The event resulted in Suburban hiring more employees overall than group leaders expected, though MacEachern, who described the initiative as “a huge success,” declined to specify how many.

“The takeaway from this whole exercise was it’s not business as usual,” he said. “Normally we would place ads and wait for people to contact us. We’re in a battle right now. I think the challenge that we face is that, how do we get a chance to talk to people we normally wouldn’t get a chance to talk to?”

After February’s event aimed at hiring technicians for Suburban’s Ann Arbor stores, the group is planning two tailgate parties this month at separate dealerships in metro Detroit.

In addition to using TV to promote the parties, Suburban has employed broadcast and streaming TV and social media for a recruitment campaign that started last October. Those ads tout the reasons workers should consider the dealership group. Suburban plans to launch a new iteration of the employment campaign in mid-March, MacEachern said.

Jason Willis, CEO of Willis Auto Campus in Des Moines, Iowa, calls recruiting an “all-hands-on-deck” endeavor.

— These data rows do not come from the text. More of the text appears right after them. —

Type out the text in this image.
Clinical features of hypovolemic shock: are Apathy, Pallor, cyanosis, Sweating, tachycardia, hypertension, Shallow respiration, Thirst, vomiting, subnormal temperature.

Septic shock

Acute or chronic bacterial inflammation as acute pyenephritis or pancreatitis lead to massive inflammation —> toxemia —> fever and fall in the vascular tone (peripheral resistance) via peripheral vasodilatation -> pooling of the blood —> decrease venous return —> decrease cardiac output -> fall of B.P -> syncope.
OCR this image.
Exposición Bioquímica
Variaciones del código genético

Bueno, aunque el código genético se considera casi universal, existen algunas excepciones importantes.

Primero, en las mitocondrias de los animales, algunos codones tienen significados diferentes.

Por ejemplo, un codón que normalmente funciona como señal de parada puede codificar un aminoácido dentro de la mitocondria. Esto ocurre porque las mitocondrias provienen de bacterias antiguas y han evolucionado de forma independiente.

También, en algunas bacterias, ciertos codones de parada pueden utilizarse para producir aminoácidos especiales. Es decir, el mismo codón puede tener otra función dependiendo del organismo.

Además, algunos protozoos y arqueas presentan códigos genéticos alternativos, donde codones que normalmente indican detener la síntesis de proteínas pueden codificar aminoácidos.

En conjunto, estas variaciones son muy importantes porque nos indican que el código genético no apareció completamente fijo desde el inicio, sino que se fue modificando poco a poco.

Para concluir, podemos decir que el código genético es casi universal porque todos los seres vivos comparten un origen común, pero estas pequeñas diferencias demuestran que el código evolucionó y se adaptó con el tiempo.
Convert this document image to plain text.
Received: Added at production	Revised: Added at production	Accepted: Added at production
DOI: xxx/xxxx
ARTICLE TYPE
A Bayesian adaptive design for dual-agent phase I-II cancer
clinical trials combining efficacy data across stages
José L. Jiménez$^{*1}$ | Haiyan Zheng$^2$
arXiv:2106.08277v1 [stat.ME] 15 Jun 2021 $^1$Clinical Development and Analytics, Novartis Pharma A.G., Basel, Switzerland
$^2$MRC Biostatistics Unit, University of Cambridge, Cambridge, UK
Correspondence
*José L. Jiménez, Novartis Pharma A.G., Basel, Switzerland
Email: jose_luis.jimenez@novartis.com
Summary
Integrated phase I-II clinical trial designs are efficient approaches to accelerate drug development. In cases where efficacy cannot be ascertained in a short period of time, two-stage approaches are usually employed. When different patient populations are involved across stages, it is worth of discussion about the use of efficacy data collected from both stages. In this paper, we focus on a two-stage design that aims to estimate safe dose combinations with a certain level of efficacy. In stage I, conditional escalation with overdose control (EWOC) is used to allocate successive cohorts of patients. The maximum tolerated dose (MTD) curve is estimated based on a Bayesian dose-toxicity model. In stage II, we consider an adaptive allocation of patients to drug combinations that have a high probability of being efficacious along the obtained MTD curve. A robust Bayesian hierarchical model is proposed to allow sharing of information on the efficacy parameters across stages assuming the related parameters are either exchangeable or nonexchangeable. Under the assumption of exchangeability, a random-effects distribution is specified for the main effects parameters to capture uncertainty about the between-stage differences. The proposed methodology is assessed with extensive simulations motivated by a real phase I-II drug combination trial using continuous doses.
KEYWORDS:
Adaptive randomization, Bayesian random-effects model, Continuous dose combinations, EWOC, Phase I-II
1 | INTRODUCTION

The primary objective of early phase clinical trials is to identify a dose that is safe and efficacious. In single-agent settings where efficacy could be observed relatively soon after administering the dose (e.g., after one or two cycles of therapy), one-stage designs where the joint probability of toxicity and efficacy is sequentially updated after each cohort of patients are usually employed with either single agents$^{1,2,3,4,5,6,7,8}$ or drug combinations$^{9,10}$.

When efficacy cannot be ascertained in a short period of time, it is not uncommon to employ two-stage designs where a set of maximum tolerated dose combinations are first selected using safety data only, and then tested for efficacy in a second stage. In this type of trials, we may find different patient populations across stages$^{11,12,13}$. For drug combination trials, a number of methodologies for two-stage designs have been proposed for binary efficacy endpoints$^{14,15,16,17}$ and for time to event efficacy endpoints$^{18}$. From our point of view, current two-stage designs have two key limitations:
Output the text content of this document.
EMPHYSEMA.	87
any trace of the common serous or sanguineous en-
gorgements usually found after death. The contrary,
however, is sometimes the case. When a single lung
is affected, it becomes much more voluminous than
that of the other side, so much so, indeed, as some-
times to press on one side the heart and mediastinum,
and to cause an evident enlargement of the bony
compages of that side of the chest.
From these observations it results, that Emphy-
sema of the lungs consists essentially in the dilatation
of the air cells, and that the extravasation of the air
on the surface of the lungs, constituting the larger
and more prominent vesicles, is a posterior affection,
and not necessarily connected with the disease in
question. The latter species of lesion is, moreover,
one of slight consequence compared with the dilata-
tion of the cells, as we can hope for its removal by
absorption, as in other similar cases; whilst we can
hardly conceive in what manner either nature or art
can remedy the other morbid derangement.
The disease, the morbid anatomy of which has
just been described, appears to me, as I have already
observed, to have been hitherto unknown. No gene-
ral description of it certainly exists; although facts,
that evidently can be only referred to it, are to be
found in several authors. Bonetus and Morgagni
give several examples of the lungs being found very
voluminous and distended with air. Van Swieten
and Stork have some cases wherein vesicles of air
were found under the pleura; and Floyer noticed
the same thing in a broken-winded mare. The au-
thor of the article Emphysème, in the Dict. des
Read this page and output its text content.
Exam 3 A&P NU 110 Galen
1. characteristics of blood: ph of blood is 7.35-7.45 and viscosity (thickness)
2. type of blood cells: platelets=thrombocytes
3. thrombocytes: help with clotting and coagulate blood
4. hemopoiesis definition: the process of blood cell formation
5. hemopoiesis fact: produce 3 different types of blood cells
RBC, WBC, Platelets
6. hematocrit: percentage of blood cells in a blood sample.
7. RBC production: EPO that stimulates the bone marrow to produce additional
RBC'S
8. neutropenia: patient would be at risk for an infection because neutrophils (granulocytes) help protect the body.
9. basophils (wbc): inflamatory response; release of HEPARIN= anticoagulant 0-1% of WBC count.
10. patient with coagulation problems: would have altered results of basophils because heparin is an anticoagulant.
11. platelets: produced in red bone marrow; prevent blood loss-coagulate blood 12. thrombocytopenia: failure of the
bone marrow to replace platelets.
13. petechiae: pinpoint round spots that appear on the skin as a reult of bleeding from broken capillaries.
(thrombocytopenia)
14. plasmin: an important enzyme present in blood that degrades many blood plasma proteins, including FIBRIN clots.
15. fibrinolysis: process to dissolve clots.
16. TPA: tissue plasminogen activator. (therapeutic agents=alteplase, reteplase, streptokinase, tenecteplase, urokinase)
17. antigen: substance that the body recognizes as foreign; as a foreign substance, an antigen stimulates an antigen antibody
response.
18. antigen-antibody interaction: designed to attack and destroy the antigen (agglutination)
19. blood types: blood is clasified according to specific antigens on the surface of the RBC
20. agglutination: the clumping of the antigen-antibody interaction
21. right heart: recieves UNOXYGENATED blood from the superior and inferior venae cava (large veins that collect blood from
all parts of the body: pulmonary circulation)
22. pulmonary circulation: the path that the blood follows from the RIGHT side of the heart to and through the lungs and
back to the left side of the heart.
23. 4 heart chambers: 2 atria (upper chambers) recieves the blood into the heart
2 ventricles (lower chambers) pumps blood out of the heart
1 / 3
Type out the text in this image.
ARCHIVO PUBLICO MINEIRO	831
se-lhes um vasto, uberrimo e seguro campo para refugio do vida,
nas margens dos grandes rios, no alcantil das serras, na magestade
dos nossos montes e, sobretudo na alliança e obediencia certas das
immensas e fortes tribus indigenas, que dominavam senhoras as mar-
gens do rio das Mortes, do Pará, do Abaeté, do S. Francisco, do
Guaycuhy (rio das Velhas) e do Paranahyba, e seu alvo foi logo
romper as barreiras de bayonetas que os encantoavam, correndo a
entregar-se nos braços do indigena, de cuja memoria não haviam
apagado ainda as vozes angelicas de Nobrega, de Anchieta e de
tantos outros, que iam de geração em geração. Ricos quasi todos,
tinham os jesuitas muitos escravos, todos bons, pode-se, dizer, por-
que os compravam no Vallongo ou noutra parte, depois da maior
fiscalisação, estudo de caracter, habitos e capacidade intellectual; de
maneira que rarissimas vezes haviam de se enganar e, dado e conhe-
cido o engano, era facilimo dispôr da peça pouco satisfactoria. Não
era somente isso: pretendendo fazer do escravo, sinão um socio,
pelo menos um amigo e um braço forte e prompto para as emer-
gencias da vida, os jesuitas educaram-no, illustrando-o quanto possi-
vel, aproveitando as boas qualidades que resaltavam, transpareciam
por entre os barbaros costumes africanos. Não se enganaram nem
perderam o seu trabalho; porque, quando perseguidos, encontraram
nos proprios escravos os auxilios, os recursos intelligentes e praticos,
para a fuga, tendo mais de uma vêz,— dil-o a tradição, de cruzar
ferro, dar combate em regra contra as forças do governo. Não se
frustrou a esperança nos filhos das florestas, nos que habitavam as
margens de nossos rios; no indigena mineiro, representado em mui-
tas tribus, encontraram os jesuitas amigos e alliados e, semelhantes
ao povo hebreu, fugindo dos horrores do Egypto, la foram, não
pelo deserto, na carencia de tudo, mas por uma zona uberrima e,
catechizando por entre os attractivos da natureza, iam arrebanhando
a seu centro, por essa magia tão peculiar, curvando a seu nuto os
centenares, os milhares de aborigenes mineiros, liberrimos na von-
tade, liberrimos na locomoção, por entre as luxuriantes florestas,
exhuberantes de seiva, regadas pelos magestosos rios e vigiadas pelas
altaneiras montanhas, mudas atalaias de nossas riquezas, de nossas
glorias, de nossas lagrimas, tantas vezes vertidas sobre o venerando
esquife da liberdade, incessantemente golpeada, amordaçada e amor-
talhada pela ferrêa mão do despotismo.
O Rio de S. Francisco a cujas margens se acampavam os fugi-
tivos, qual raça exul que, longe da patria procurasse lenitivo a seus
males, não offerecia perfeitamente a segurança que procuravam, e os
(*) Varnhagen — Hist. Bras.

“Everyone’s a recruiter at a dealership. You certainly can’t sit and wait for an online portal to send you candidates,” Willis said. “You’ve got to be in your community and finding people who meet your culture and your values who are eligible, whether this is a service adviser or a service technician.”

Penske Automotive Group Inc. CEO Roger Penske told Automotive News that the retailer is seeing wage pressure throughout the company.

“What we’ve done is really put a relentless focus on recruiting across the country,” Penske said. “And I think getting people to the company and to the business, we’ve tried to streamline that so it’s efficient. Because people are available, then they’re not.”

For dealers who haven’t yet reinvented their hiring strategies, it’s not too late to start. Hireology’s Robinson said he forecasts the labor imbalance will be around until at least 2024.

“Even then, in roles like technicians and other fixed ops roles, it’s just never going to be enough,” Robinson said. “If there was ever a reason to get serious about changing your approach, now’s the time.”

Melissa Burden, Urvaksh Karkaria and Jim Henry contributed to this report.